There was no change in his brisk pace ahead of her. He seemed more than eager to ditch her. Desperate to get away from her.
Gabrielle navigated the lightless path as best she could, hands extended out at her sides to help her follow the snaking corridor.
"Where are you going?"
"Out."
"What for?"
"I told you." A latch clicked open from where his voice now sounded. "I've got a job to do. Been lax as hell about doing it lately."
Because of her.
He didn't say it, but there was no mistaking his meaning.
"I need to get out of here," he tossed back at her curtly. "High time I add a few more suckheads to my tally."
"The night's already half over. Maybe you should get some rest instead. You don't seem well to me, Lucan."
"I need to fight."
She heard his footsteps stop, heard a shift of fabric somewhere ahead of her in the dark, as if he'd paused and was stripping out of his clothes. Gabrielle kept moving toward the sound of him, her hands searching, trying to get her bearings in what was an endless pitch blackness. They were in another chamber now; there was a wall to her right. She used it as a guide, sidling along with careful steps.
"In the other room, your face looked flushed. And your voice is... strange."

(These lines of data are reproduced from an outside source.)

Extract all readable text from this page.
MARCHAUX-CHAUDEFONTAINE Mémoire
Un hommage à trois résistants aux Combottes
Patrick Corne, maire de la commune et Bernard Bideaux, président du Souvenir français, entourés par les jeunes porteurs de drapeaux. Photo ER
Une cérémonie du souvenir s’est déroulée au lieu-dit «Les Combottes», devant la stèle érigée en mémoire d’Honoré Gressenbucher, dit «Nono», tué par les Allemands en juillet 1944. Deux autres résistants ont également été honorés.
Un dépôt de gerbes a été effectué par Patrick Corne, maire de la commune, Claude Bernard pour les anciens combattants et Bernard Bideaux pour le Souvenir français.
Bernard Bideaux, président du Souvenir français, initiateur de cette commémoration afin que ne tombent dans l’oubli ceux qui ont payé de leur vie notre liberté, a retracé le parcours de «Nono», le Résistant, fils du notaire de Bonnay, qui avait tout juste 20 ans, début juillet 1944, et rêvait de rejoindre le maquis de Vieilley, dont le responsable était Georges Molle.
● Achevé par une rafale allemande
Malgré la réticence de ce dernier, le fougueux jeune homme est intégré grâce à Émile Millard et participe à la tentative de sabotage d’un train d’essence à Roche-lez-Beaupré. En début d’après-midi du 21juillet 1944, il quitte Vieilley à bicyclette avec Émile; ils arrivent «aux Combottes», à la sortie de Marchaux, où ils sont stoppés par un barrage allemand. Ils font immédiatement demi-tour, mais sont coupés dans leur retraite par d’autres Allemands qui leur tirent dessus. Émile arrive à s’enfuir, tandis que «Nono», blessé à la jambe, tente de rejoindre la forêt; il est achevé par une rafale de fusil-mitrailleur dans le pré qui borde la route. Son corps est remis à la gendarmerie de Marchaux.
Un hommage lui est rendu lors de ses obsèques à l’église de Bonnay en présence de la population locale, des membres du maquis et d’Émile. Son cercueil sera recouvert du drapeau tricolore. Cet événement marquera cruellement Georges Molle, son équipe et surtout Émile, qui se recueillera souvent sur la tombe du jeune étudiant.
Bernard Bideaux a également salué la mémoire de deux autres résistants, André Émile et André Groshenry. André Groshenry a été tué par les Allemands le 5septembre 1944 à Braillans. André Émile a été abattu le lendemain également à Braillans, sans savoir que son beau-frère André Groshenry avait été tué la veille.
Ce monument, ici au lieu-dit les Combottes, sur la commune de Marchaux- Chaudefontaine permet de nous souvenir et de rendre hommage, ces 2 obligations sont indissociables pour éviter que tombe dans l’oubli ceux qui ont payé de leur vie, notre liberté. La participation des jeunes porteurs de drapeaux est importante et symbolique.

"I need to feed." The words were low and deadly, an unmistakable threat.
Did he sense that she shrank back as he said it? He must have, because he chuckled, brittle with wry humor, as though amused by her unease.
"But you did feed," she reminded him. "Just last night, in fact. Didn't you take enough blood when you killed that Minion? I thought you said you only needed to feed every few days?"
"An expert on the subject already, are you? I'm impressed."
Boots hit the floor with a careless thump, one, then the other.
"Can we turn on some lights in here? I can't see you - "
"No lights," he snapped. "I can see you just fine. I can smell your fear."
She was afraid, not so much for herself right now, but for him. He was worse than on edge. The air around him seemed to pulse with raw fury. It came at her through the dark, an unseen force pushing her back.
"Have I done something wrong, Lucan? Should I not be here at the compound? Because if you've changed your mind about that, I have to tell you that I'm not sure it was a good idea for me to come here, either."
"There is no other place for you right now."
"I want to go back home to my apartment."
She felt a blast of heat skating up her arms as if he had just turned a deadly look on her. "You just got here. And you can't go back there. You'll stay until I decide otherwise."
"That sounds an awfully lot like a command."
"It is."
Okay, now he wasn't the only one bristling with anger. "I want my cell phone, Lucan. I need to call my friends and make sure they're okay. Then I'm going to call a cab, and I'm going to go home, where I can try to make sense out of the mess my life has become."
"It's out of the question." She heard the metallic clink of weaponry, the rough scrape of a drawer opening. "You're in my world now, Gabrielle. I am law here. And you are under my protection until I deem it is safe to release you from it."